Id; see also Bolton v. Scrivner, Inc.,
Aucutt has not presented any evidence indicating that his angina, high blood pressure, and coronary artery disease place a significant restriction on his ability to perform any of the basic functions enumerated in 29 C.F.R. § 1630.2(i). His difficulty completing the “streams course” hardly constitutes the requisite showing that his medical condition substantially limited his overall employment opportunities.
See Bolton,
Aso without merit is Aucutt’s claim that he is disabled under 42 U.S.C. § 12102(2)(C) because Six Flags regarded him as having an impairment which substantially limited one or more of his major life activities. In support of this argument, Aucutt notes that Six Flags was aware of his medical problems, his inability to perform the “streams course,” and his requests for an air-conditioned vehicle during the summer months. The mere fact that Six Flags had such knowledge, however, does not show that Six Flags regarded Aucutt as having a disabling impairment. We are again guided by the applicable EEOC regulations, which provide as follows:
(l)Is regarded as having such an impairment means:
(1) Has a physical or mental impairment that does not substantially limit major life activities but is treated by a covered entity as constituting such limitation;
(2) Has a physical or mental impairment that substantially limits major life activities only as a result of the attitudes of others toward such impairment; or
(3) Has none of the impairments defined ... [above] but is treated by a covered entity as having a substantially limiting impairment.
*1320 29 C.F.R. § 1630.2(Z)(1)-(3). Aucutt has not brought forth any evidence suggesting that Six Flags perceived or treated him as having a substantially limiting impairment. In the absence of such evidence, the fact that Six Flags was aware of his medical problems is insufficient to establish that Six Flags “regarded” him as disabled under 42 U.S.C. § 12102(2). Thus, we hold that Aucutt failed to make a prima facie case of disability discrimination.
III. Conclusion
After carefully reviewing the record, we hold that the district court did not err in granting summary judgment in favor of Six Flags on Aucutt’s ADEA and ADA claims. Accordingly, the judgment of the district court is affirmed.
Notes
. The Honorable Steven N. Limbaugh, United States District Judge for the Eastern District of Missouri.

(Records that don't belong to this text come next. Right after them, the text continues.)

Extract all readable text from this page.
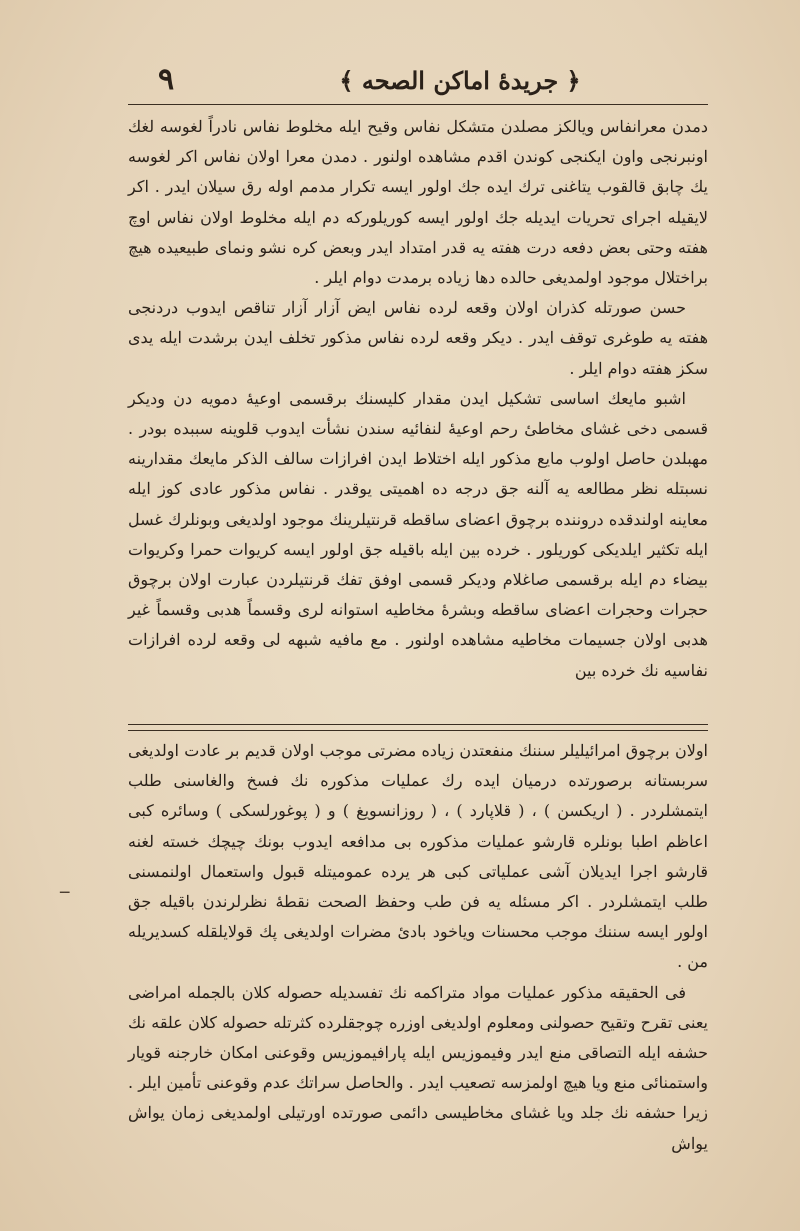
٩	﴿ جریدهٔ اماکن الصحه ﴾

دمدن معرانفاس ویالکز مصلدن متشکل نفاس وقیح ایله مخلوط نفاس نادراً لغوسه لغك اونبرنجی واون ایکنجی کوندن اقدم مشاهده اولنور . دمدن معرا اولان نفاس اکر لغوسه یك چابق قالقوب یتاغنی ترك ایده جك اولور ایسه تکرار مدمم اوله رق سیلان ایدر . اکر لایقیله اجرای تحریات ایدیله جك اولور ایسه کوریلورکه دم ایله مخلوط اولان نفاس اوچ هفته وحتی بعض دفعه درت هفته یه قدر امتداد ایدر وبعض کره نشو ونمای طبیعیده هیچ براختلال موجود اولمدیغی حالده دها زیاده برمدت دوام ایلر .

حسن صورتله کذران اولان وقعه لرده نفاس ایض آزار آزار تناقص ایدوب دردنجی هفته یه طوغری توقف ایدر . دیکر وقعه لرده نفاس مذکور تخلف ایدن برشدت ایله یدی سکز هفته دوام ایلر .

اشبو مایعك اساسی تشکیل ایدن مقدار کلیسنك برقسمی اوعیهٔ دمویه دن ودیکر قسمی دخی غشای مخاطیٔ رحم اوعیهٔ لنفائیه سندن نشأت ایدوب قلوینه سببده بودر . مهبلدن حاصل اولوب مایع مذکور ایله اختلاط ایدن افرازات سالف الذکر مایعك مقدارینه نسبتله نظر مطالعه یه آلنه جق درجه ده اهمیتی یوقدر . نفاس مذکور عادی کوز ایله معاینه اولندقده دروننده برچوق اعضای ساقطه قرنتیلرینك موجود اولدیغی وبونلرك غسل ایله تکثیر ایلدیکی کوریلور . خرده بین ایله باقیله جق اولور ایسه کریوات حمرا وکریوات بیضاء دم ایله برقسمی صاغلام ودیکر قسمی اوفق تفك قرنتیلردن عبارت اولان برچوق حجرات وحجرات اعضای ساقطه وبشرهٔ مخاطیه استوانه لری وقسماً هدبی وقسماً غیر هدبی اولان جسیمات مخاطیه مشاهده اولنور . مع مافیه شبهه لی وقعه لرده افرازات نفاسیه نك خرده بین

اولان برچوق امرائیلیلر سننك منفعتدن زیاده مضرتی موجب اولان قدیم بر عادت اولدیغی سربستانه برصورتده درمیان ایده رك عملیات مذکوره نك فسخ والغاسنی طلب ایتمشلردر . ( اریکسن ) ، ( قلاپارد ) ، ( روزانسویغ ) و ( پوغورلسکی ) وسائره کبی اعاظم اطبا بونلره قارشو عملیات مذکوره بی مدافعه ایدوب بونك چیچك خسته لغنه قارشو اجرا ایدیلان آشی عملیاتی کبی هر یرده عمومیتله قبول واستعمال اولنمسنی طلب ایتمشلردر . اکر مسئله یه فن طب وحفظ الصحت نقطهٔ نظرلرندن باقیله جق اولور ایسه سننك موجب محسنات ویاخود بادئ مضرات اولدیغی پك قولایلقله کسدیریله من .

فی الحقیقه مذکور عملیات مواد متراکمه نك تفسدیله حصوله کلان بالجمله امراضی یعنی تقرح وتقیح حصولنی ومعلوم اولدیغی اوزره چوجقلرده کثرتله حصوله کلان علقه نك حشفه ایله التصاقی منع ایدر وفیموزیس ایله پارافیموزیس وقوعنی امکان خارجنه قویار واستمنائی منع ویا هیچ اولمزسه تصعیب ایدر . والحاصل سراتك عدم وقوعنی تأمین ایلر . زیرا حشفه نك جلد ویا غشای مخاطیسی دائمی صورتده اورتیلی اولمدیغی زمان یواش یواش

ــ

. The ADEA provides, inter alia, that “[i]t shaE be unlawful for an employer ... to fail or refuse to hire or to discharge any individual with respect to his compensation, terms, conditions, or privileges of employment, because of such individual's age...." 29 U.S.C. § 623(a)(1).
. This argument is considered separately below.
. The ADA prohibits discrimination "against a qualified individual with a disability because of the disability of such individual in regard to job application procedures, the hiring, advancement, or discharge of employees, employee compensation, job training, and other terms, conditions, and privileges of employment.” 42 U.S.C. § 12112(a).